— Déshabille-toi.
Les
mots avaient franchi ses lèvres avant qu'il ait pu les retenir. Il
savait que leur temps ensemble était compté et il ne voulait pas en
perdre une miette, mais c'était absurde. Hoshi ne pouvait pas
comprendre. S'il l'étreignait, ce serait contrait et forcé. Comme
la toute première fois, des millénaires plus tôt. Il ne devait pas
refaire cette monumentale erreur.
— Ce
n'est pas protocolaire, déclara Hoshi sans esquisser un geste pour
retirer la tunique saturnienne noire brodée de volutes qu'il
portait.
Waldo
tiqua à la formule. Évidemment, cela ne l'était pas, mais ce
n'était pas non plus comme s'il y avait un réel code dans le
traitement des prisonniers. A la guerre, comme à la guerre...
— Personne
n'interdit d'expérimenter de nouvelles méthodes, répliqua-t-il
avec aplomb.
— Je
ne parlerai pas pour autant, affirma Hoshi en relevant le menton.
— Nu
et muet, une combinaison idéale, rétorqua Waldo.
Il
ne savait comment se dépêtrer de la situation dans laquelle il
s'était lui-même fourrée.
— Non,
dit Hoshi, croisant les bras contre son torse comme s'il craignait
qu'il ne lui arrache son habit.
Waldo
en fut étonné : les saturniens n'étaient pas réputés pour leur
pudeur. Il y avait là quelque chose à creuser... ou alors il se
laissait aveugler par son désir de l'admirer dans le plus simple
appareil.
S'il
persistait dans cette voie, Hoshi qui le considérait déjà en tant
qu'humain comme un ennemi, allait se mettre à le détester
personnellement. Il changea de tactique.
— Quelle
est l'opinion des saturniens sur la réincarnation ?
— Quelle
importance ?
— Cela
en a beaucoup pour moi. J'y crois, car je me souviens de toutes mes
vies antérieures et je te reconnais, toi mon âme-sœur, sans
faille.
Hoshi
ne laissa rien paraître à cette affirmation et garda le silence.
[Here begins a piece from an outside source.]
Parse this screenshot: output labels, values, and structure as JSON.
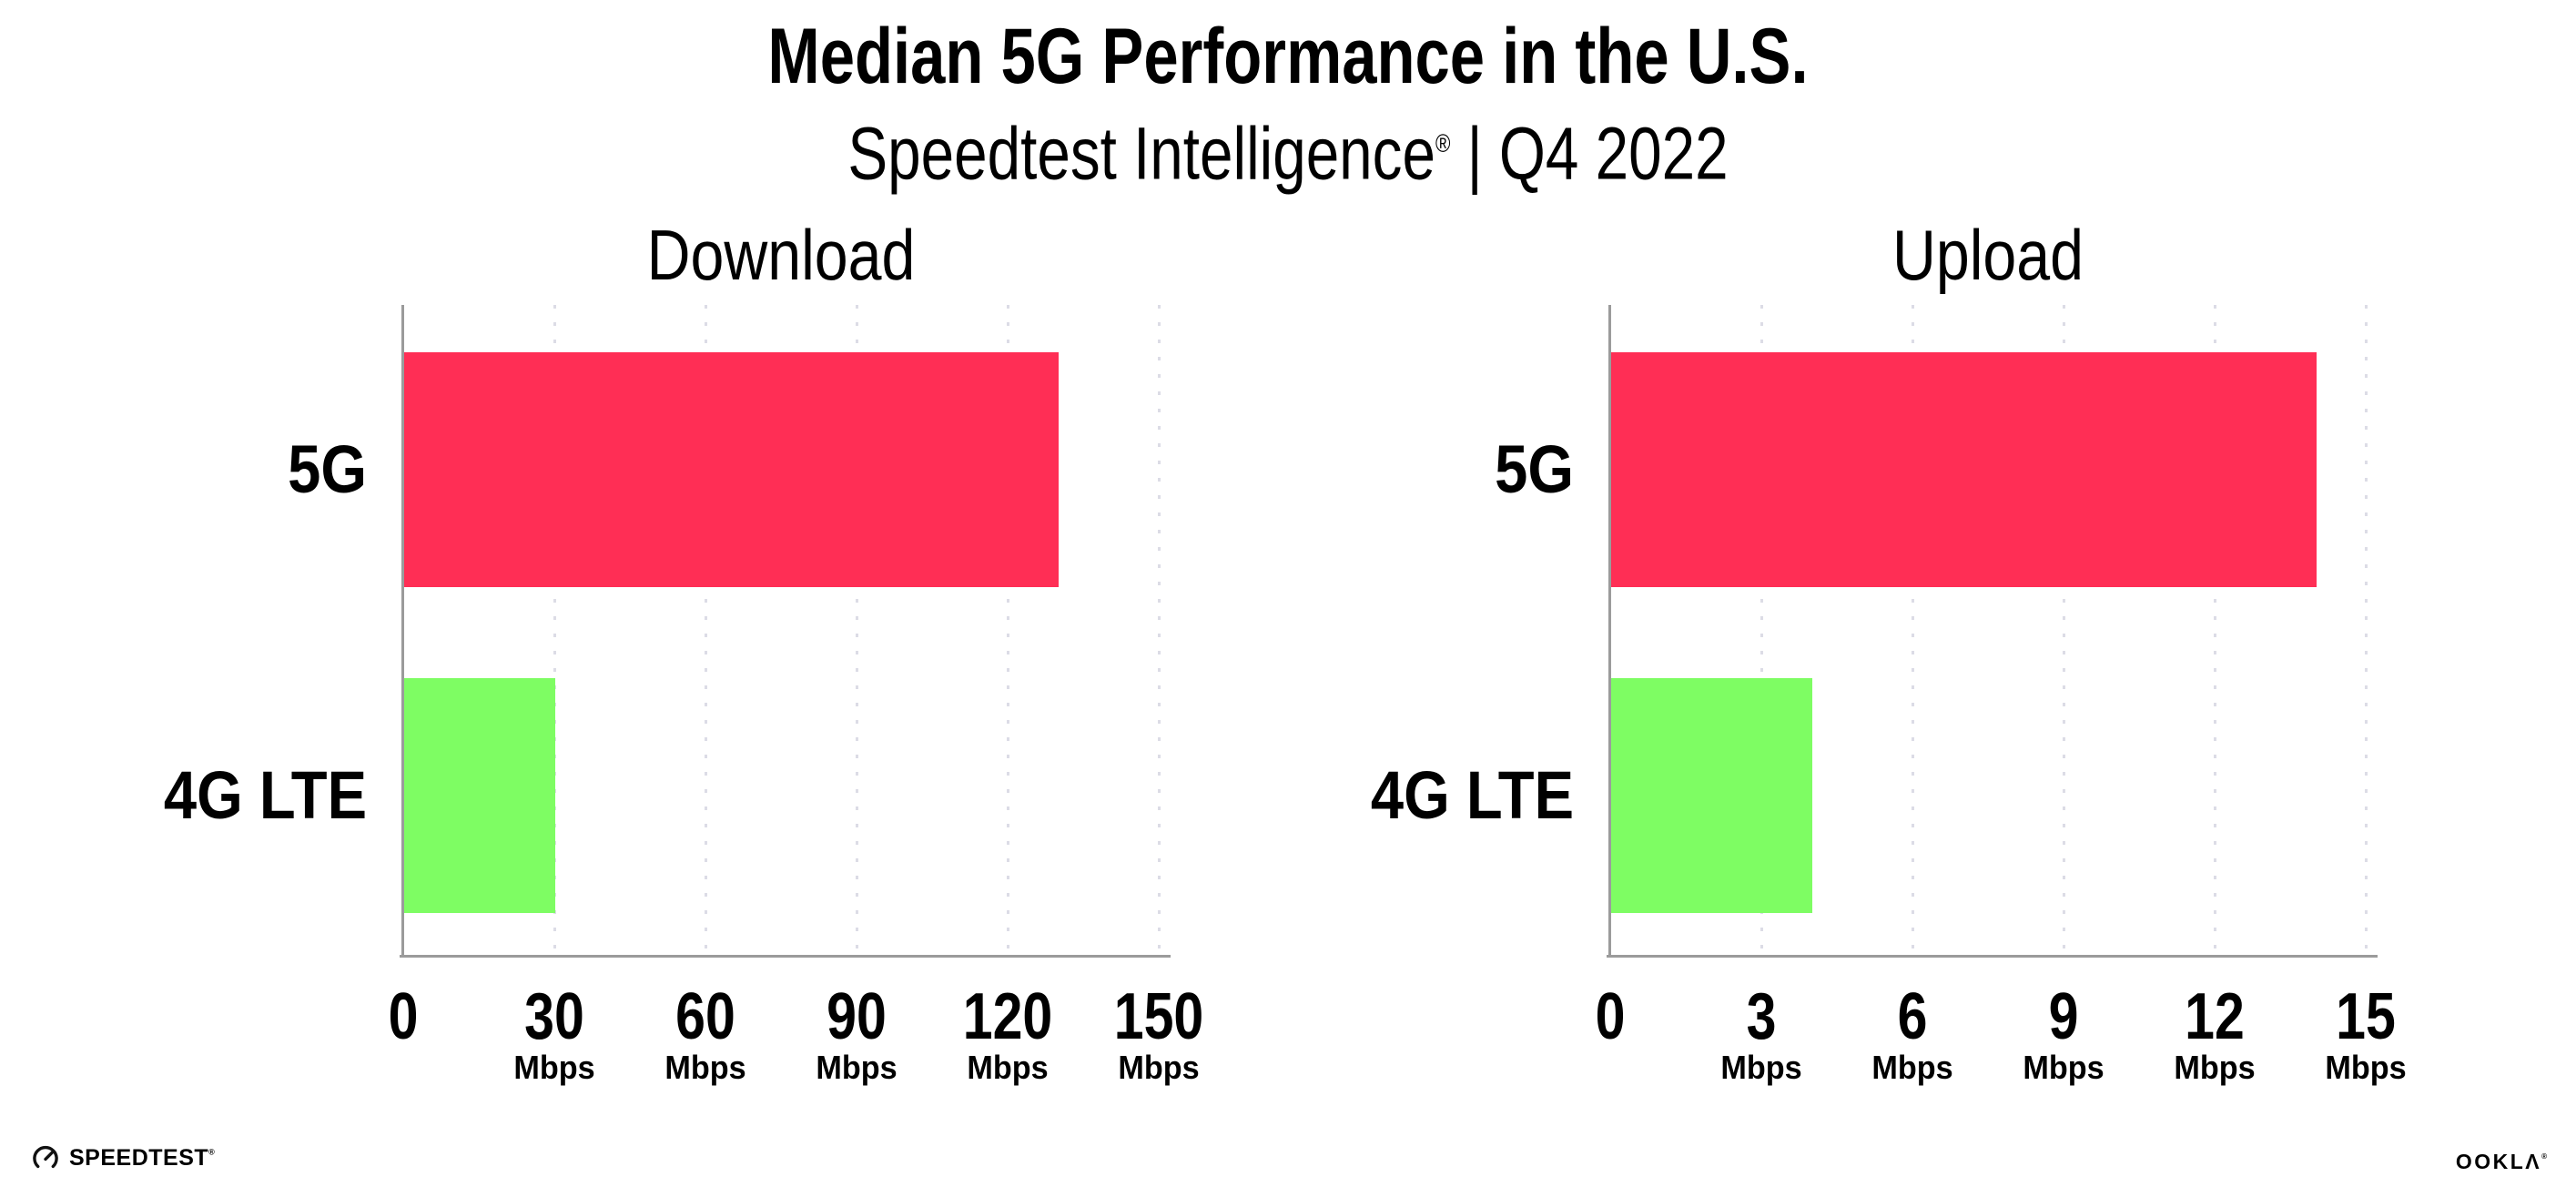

Waldo se rappelait de toutes les réactions de son âme-sœur : la
confusion d'Ewen, la curiosité amusée de Claude, l'acceptation
inespérée de Vik, l'indignation de Dake... Un tel manque de
réaction était inédit.
— Je
t'aime, mon cœur, déclara Waldo en tendant la main vers sa joue.
Hoshi
ne se déroba pas cette fois et Waldo caressa le satiné de sa peau
étoilée qui se mit à étinceler.
Alors
qu'il allait se risquer à passer son pouce sur les lèvres du
saturnien, un officier entra :
— Pourquoi
le prisonnier est-il sorti de sa cellule ? Ce n'est pas protocolaire
!
Les
mêmes mots exactement que Hoshi un peu plus tôt. En repensant à ce
qu'avait dit Basile sur le fait qu'il n'en tirerait rien
d'intéressant, la vérité se fit jour dans l'esprit de Waldo : même
s'il en avait les traits, Hoshi n'était pas un authentique
saturnien.
Lui
et son camarade avaient dû être transformés pour paraître en être
afin de pouvoir se mélanger aux vrais et servir d'espions.